Fed’s Decision to Hold Rates Stalls Oil Market, Brent Crude Slips to $82.17



Crude Oil - Investors King

Oil prices faced a setback on Thursday as the U.S. Federal Reserve’s decision to maintain interest rates dampened investor sentiment.

The Federal Reserve’s announcement on Wednesday indicated a reluctance to initiate an interest rate cut, pushing expectations for policy easing possibly as late as December. This unexpected stance rattled markets already grappling with inflationary pressures and economic uncertainty.
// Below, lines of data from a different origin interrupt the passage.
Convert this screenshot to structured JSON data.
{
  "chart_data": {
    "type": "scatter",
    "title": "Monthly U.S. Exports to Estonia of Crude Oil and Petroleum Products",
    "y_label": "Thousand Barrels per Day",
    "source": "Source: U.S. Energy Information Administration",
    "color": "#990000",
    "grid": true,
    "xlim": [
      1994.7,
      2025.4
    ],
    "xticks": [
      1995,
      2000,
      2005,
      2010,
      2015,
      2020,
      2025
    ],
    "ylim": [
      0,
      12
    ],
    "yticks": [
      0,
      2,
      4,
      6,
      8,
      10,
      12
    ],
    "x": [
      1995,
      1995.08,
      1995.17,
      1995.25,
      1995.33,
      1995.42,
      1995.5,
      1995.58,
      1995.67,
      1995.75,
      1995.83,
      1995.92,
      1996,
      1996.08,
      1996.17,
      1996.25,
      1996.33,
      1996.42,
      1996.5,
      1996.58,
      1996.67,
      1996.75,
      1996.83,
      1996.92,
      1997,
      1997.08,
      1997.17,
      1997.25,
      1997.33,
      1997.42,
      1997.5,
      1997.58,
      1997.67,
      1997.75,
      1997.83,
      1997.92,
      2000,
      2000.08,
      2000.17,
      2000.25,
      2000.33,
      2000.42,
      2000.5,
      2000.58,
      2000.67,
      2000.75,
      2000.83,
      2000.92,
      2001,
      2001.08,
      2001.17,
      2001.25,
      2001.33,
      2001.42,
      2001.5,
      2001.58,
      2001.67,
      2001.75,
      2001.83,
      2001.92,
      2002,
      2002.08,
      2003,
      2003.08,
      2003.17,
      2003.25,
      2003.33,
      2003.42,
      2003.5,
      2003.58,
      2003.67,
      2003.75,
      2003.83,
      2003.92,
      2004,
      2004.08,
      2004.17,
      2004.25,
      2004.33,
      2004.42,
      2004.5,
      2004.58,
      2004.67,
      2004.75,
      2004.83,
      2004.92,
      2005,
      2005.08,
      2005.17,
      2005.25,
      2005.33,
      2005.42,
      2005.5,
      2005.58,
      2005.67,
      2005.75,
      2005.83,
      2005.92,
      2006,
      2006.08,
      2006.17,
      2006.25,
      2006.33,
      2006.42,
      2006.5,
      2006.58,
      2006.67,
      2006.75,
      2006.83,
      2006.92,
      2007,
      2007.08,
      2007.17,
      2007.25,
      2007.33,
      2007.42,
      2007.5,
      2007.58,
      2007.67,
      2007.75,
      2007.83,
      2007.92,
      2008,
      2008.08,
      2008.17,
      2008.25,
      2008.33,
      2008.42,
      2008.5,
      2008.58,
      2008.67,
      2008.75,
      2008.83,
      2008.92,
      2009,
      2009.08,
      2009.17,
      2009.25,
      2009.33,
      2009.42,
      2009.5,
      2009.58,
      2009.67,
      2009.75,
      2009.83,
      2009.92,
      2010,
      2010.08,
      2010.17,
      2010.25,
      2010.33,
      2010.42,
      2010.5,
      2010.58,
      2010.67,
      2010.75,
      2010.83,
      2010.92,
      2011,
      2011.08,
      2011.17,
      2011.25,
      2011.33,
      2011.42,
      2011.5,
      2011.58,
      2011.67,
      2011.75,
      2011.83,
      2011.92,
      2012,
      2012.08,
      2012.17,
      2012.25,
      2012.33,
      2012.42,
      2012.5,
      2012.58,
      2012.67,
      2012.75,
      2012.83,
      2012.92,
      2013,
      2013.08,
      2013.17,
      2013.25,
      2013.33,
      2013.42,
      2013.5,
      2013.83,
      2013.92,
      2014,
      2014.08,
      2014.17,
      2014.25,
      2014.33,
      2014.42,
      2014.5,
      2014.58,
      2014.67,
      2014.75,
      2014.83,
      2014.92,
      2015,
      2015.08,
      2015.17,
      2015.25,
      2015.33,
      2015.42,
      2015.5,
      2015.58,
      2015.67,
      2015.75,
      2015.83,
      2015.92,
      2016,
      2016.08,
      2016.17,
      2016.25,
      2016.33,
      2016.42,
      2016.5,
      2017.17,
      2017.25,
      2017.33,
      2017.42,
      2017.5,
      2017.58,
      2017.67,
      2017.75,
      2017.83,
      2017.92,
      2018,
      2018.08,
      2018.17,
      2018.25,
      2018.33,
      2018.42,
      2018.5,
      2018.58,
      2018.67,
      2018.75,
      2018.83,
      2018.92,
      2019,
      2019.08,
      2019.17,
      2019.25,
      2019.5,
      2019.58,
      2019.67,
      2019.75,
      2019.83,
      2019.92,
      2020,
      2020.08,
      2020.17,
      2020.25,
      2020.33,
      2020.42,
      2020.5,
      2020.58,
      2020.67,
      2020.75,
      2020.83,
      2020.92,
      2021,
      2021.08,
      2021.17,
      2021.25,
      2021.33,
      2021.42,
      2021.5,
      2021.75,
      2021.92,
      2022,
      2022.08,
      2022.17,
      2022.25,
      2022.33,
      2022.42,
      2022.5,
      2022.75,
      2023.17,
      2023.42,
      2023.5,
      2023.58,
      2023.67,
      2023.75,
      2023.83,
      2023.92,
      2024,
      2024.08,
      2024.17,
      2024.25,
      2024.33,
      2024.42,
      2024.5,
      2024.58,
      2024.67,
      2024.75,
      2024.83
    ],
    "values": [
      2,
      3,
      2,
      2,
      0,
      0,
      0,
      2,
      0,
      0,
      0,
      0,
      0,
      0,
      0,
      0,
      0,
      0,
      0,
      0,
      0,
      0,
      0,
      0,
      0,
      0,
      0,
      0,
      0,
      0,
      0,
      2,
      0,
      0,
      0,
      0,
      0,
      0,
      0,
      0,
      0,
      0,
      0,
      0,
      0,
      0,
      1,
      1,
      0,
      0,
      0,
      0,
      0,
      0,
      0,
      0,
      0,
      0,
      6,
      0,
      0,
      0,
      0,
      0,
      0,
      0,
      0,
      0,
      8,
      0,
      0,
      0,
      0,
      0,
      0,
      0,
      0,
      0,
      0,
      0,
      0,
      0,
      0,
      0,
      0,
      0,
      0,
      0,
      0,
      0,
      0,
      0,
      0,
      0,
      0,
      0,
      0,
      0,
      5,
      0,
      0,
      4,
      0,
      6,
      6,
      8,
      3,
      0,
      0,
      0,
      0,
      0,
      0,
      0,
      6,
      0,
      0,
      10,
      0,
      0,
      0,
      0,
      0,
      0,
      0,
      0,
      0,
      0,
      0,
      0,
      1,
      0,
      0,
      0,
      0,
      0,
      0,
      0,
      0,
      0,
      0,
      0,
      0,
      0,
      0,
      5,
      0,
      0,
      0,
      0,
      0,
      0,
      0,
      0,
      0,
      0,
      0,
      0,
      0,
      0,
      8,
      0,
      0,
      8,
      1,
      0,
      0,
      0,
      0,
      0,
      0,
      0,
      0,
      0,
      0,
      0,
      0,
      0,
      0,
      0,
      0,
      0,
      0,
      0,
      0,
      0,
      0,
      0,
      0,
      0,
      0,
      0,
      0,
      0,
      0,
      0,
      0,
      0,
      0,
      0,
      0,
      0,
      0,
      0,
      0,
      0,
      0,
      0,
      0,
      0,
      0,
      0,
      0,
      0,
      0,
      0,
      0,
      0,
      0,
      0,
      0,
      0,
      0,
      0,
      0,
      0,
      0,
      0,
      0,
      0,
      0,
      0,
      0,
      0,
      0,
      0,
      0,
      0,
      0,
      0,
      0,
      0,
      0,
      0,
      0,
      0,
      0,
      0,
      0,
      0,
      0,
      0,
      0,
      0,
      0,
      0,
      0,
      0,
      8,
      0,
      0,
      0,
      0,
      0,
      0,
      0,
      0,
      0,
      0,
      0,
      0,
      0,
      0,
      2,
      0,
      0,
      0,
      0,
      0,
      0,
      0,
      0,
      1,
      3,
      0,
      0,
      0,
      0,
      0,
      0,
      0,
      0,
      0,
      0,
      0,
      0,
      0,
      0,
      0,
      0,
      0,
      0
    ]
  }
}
Brent crude, the international benchmark for Nigerian crude oil, saw a drop of 43 cents, or 0.5% to $82.17 a barrel, reflecting cautious investor response to the Fed’s cautious approach.

Similarly, West Texas Intermediate (WTI) crude oil also slipped by 46 cents, or 0.6% to settle at $78.04 per barrel.

Tamas Varga, an analyst at PVM Oil, commented on the Fed’s decision, stating, “In the Fed’s view, this is the price that needs to be paid to achieve a soft landing and avoid recession beyond doubt.”

The central bank’s move to hold rates steady is seen as a measure to balance economic growth and inflation containment.

The Energy Information Administration’s latest data release further exacerbated market concerns, revealing a significant increase in U.S. crude stockpiles, primarily driven by higher imports.

Fuel inventories also exceeded expectations, compounding worries about oversupply in the oil market.

Adding to the downward pressure on oil prices, the International Energy Agency (IEA) issued a bearish report highlighting concerns over potential excess supply in the near future.

The combination of these factors weighed heavily on investor sentiment, contributing to the decline in oil prices observed throughout the trading session.

Meanwhile, geopolitical tensions in the Middle East continued to influence market dynamics, with reports of Iran-allied Houthi militants claiming responsibility for recent attacks on international shipping near Yemen’s Red Sea port of Hodeidah.

These incidents underscored ongoing concerns about potential disruptions to oil supply routes in the region.

As markets digest the Fed’s cautious stance and monitor developments in global economic indicators and geopolitical tensions, oil prices are expected to remain volatile in the near term.

Analysts suggest that future price movements will hinge significantly on economic data releases, policy decisions by major central banks, and developments in geopolitical hotspots affecting oil supply routes.